Di dalam UU No 24/2007 misalnya,
salah satu ciri paradigmatiknya adalah pengaturan pertanggungjawaban dari
kewajiban moral menuju ke arah kewajiban hukum (legal obligation). Sehingga baik pemerintah maupun korporasi
memiliki tanggung jawab yang sama ketika terdapat persoalan yang mengakibatkan
timbulnya bencana alam dan menimbulkan korban.
Di Pasal 5 dan 9 disebutkan
secara jelas bagaimana tanggung jawab pemerintah dalam penyelenggaraan
penanggulangan bencana. Di antaranya: (1) pengurangan risiko bencana dan
pemanduan pengurangan resiko bencana dengan program pembangunan; (2)
perlindungan masyarakat dari dampak bencana; (3) penjaminan pemenuhan hak
masyarakatdan pengungsi yang terkena bencana secara adil dan sesuai dengan
standar pelayanan minimum; (4) pemulihan kondisi fisik dari dampak bencana; (5)
pengalokasian anggaran penanggulangan bencana dalam APBN yang memadai; (6)
pengalokasian anggaran penanggulangan bencana dalam bentuk siap pakai; dan (7)
pemeliharaan arsip/dokumen autentik dan kredibel dari ancaman dan dampak bencana.

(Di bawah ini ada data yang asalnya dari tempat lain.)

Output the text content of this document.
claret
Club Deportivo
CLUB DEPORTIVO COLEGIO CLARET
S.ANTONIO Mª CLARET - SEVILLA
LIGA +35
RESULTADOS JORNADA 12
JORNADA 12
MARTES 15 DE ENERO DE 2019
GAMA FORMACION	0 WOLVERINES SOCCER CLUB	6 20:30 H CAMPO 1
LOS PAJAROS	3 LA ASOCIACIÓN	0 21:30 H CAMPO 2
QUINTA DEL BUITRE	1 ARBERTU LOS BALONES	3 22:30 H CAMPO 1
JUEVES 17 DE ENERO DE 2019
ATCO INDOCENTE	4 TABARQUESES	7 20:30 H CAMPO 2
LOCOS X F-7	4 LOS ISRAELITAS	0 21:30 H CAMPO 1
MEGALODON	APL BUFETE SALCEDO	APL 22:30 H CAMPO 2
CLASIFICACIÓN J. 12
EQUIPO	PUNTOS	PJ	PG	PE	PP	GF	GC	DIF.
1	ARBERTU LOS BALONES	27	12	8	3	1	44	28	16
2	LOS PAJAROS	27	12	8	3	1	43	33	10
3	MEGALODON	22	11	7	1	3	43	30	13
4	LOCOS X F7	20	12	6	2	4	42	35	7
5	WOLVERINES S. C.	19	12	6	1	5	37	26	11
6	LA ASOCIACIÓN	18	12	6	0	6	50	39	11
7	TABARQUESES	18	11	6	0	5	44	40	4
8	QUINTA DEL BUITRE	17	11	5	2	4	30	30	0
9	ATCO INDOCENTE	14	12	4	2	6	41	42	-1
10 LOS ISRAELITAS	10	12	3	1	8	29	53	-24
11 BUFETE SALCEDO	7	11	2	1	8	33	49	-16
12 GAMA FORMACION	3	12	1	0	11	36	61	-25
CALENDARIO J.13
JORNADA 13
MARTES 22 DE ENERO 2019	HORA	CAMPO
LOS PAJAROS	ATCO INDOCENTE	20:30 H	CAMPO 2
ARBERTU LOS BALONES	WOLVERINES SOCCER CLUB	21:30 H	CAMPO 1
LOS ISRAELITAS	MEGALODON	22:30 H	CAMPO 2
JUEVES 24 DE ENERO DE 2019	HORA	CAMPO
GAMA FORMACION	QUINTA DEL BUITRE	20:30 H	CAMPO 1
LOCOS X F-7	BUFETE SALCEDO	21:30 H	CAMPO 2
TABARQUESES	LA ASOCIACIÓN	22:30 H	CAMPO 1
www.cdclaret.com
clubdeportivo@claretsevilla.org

”Sayangnya, konsep yang secara
normatif berwajah ideal ini sama sekali tidak diimplementasikan atau bahkan
sulit diimplementasikan dalam penanganan kasus Lapindo,” ujar Suharto yang juga
Rektor Universitas Bhayangkara ini dalam bedah buku yang digelar oleh
Pascasarjana Ubhara, kemarin.
Melawan Hukum
Mantan Direktur Tipiter Mabes
Polri ini mengungkapkan bahwa secara hukum bila mengacu pada unsur-unsur
perbuatan melawan hukum, PT Lapindo Brantas Inc banyak sekali melakukan
pelanggaran. Unsur pertama, yakni
pelanggaran terhadap hak orang lain, sudah jelas tidak terbantahkan bahwa
semburan lumpur telah memakan korban jiwa dan menenggelamkan sekitar 8 desa
sehingga 794 keluarga atau 2.174 orang mengungsi karena kehilangan tempat
tinggal dan mata pencaharian.
Unsur kedua yakni kesalahan. Dalam hal ini ada tidaknya kesalahan PT LBI,
sangat ditentukan bagaimana pengadilan menerapkan sistem beban pembuktian
terbalik. Sebab bila mengacu pada konsep KUHPerdata yakni sistem tanggung jawab
atas dasar kesalahan (based on fault
liability) yang harus dibuktikan oleh tergugat, akan sangat kesulitan
sekali.
Pasalnya, masyarakat sebagai
penggugat akan sangat kesulitan untuk membuktikan kesalahan PT LBHI baik dari
segi teknik pengeboran, penggunaan alat pengeboran, pemasangan selubung (casing) yang tentunya memerlukan tenaga
ahli dan teknologi canggih. ”Faktanya, Medco mengajukan gugatan Arbitrase
terhadap PT LBI karena tidak memasang selubung (casing). Ini yang harus diterapkan pembuktian terbalik,” paparnya.
Pelanggaran UU
Senada dengan Suharto, Pakar
Hukum Lingkungan dari Universitas Airlangga Dr Suparto Wijoyo mengungkapkan
bahwa PT LBI telah melakukan banyak pelanggaran atas selusin UU, mulai
Perindustrian, Konservasi, Lingkungan Hidup, Jalan, Lalu Lintas, Migas, Penataan
ruang, pertambangan, agraria, kesehatan, sumber daya air dan terorisme.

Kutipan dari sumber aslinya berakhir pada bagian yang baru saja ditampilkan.